Guiding Light: The Celebration of Dhanteras

Many people are of the mistaken belief that Dhanteras is about the celebration of wealth. Dhan is the short form for Dhanvantari, God of health and wellbeing and teras is the thirteenth day after the full moon. It is actually the worship of Dhanvantari that is done on this day as a part of the Deepavali celebrations.

Dhanvantari is the manifestation of Bhagavan Vishnu. His first manifestation was during the samudra-manthan, the churning of the milky ocean by the deva-s and asura-s for getting amrtam. Worship of Dhanvantari is the worship of Vishnu.

One offers yellow flowers and does decorations in yellow. One can offer anything as prasada. But there is also a custom of eating triphala as prasada. Triphala (the three fruits) is an Ayurvedic preparation comprising bibhitaki, amalaki, and haritaki, all native to India. The innumerable benefits of triphala for general health and wellbeing are recognised by Ayurveda, which is the ancient healing system of medicine and well-being that has helped a living civilization for more than 6000 years. In some pujas of Dhanavantari, triphala is given as prasada.

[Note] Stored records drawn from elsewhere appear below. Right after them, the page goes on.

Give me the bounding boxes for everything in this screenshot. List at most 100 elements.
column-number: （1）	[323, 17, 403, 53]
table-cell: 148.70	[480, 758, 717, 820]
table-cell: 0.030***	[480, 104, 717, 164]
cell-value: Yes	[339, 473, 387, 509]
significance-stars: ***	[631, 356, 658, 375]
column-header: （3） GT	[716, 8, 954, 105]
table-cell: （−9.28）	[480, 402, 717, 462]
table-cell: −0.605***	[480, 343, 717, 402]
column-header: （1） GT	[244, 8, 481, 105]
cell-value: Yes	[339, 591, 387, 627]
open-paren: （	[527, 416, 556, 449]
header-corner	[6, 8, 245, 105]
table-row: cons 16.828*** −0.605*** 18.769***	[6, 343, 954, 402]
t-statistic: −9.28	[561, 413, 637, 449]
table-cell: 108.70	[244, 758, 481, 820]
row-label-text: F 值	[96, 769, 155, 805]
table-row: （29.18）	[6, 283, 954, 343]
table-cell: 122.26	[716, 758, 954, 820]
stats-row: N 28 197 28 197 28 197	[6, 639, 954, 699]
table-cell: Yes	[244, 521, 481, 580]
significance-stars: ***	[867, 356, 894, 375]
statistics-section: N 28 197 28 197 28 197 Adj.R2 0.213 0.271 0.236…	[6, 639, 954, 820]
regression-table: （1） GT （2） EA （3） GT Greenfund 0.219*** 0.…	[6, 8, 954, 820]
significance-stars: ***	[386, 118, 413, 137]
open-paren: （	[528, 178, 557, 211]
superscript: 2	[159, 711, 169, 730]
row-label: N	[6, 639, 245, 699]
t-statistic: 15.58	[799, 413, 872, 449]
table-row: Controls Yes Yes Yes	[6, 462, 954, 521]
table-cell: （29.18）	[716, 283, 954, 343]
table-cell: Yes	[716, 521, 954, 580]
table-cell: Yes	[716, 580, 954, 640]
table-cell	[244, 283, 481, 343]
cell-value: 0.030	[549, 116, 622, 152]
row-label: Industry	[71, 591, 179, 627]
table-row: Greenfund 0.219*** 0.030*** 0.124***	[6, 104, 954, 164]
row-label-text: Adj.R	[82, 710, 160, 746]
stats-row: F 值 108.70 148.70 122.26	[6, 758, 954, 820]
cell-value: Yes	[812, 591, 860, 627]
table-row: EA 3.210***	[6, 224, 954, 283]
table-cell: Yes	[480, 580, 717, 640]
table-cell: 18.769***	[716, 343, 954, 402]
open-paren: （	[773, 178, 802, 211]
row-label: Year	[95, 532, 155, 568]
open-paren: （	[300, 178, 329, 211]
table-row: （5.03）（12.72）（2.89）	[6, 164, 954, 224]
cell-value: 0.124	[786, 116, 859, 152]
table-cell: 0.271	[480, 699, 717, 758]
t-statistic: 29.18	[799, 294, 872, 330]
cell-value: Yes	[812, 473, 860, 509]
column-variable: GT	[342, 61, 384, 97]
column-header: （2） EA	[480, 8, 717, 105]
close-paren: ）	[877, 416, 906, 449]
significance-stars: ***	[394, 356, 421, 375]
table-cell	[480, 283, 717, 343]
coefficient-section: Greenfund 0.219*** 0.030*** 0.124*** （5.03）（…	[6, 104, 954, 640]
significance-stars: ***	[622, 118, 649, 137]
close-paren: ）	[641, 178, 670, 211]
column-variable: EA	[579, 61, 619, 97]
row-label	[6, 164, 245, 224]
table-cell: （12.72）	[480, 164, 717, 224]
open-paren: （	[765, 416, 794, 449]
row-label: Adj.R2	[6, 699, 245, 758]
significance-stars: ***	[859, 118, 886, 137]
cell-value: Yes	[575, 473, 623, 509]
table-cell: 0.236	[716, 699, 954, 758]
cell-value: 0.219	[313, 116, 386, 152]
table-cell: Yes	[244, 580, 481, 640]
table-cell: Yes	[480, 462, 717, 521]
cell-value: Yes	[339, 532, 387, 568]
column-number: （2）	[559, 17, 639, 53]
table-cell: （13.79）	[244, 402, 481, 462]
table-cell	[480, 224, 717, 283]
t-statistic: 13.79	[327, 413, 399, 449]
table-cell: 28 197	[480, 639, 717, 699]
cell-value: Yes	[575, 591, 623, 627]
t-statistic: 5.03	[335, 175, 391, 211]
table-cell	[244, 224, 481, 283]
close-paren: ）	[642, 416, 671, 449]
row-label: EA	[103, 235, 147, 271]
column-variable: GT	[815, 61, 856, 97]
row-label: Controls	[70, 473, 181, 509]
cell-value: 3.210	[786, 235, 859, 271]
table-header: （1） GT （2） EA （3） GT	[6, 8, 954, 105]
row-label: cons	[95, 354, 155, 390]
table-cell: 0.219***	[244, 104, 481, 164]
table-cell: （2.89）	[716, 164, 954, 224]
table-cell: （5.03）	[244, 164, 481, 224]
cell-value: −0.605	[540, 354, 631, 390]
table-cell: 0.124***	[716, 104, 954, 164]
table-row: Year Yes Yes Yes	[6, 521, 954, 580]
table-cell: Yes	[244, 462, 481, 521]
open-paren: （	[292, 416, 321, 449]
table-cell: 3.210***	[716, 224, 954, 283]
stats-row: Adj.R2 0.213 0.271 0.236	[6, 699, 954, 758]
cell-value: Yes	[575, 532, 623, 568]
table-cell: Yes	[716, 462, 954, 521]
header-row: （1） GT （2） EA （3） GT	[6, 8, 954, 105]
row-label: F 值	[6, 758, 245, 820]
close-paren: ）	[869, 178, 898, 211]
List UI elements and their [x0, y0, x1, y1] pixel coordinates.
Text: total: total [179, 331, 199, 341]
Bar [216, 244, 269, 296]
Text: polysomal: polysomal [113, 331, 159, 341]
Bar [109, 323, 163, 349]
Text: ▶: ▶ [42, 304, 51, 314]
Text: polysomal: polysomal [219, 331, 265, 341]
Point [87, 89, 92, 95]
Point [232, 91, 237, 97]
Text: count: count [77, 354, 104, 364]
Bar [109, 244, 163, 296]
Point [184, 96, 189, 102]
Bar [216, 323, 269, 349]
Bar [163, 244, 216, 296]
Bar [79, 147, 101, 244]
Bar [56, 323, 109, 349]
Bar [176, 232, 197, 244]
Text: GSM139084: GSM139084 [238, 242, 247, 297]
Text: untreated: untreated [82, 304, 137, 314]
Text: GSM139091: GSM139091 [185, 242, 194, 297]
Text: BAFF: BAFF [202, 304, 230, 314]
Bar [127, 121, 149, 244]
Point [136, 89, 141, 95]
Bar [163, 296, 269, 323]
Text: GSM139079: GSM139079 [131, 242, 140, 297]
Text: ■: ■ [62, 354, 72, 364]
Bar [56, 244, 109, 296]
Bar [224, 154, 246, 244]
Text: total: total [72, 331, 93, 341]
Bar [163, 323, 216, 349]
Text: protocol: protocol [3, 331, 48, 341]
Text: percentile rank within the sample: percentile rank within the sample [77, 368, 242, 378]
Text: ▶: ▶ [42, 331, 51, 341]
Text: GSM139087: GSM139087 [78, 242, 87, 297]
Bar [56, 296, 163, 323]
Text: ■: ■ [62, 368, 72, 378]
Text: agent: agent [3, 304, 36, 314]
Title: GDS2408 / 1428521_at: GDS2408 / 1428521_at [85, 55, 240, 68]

After all, he is the healer. What better prasada can one get from a healer than something that can heal? If you go to any traditional Ayurvedic hospital, there will always be a small shrine for Dhanvantari on the premises, taking Vaastu into account. Therefore, on the thirteenth day after the full moon, the day before Deepavali, Dhanvantari is to be worshipped. I cannot help but speak here about how some people are upset about the ban on crackers.

It is important to note that Diwali is really Deepavali, a row of deepa-s, lights. Crackers came into the picture only a couple of hundred years ago, when chemicals for explosions became more readily available. Hindus need not get upset about the cracker ban but enjoy the lighting of diya-s for this Deepavali.

The day after Dhanteras is Naraka Chaturdashi or Kali Chaudas (in North India) when Narakasura was killed by Krishna. Deepavali involves a ritualistic bath signifying purification followed by Pratipada. In the business community, there is pustak pujan. Bhaiya Dooj is also celebrated, more in North India.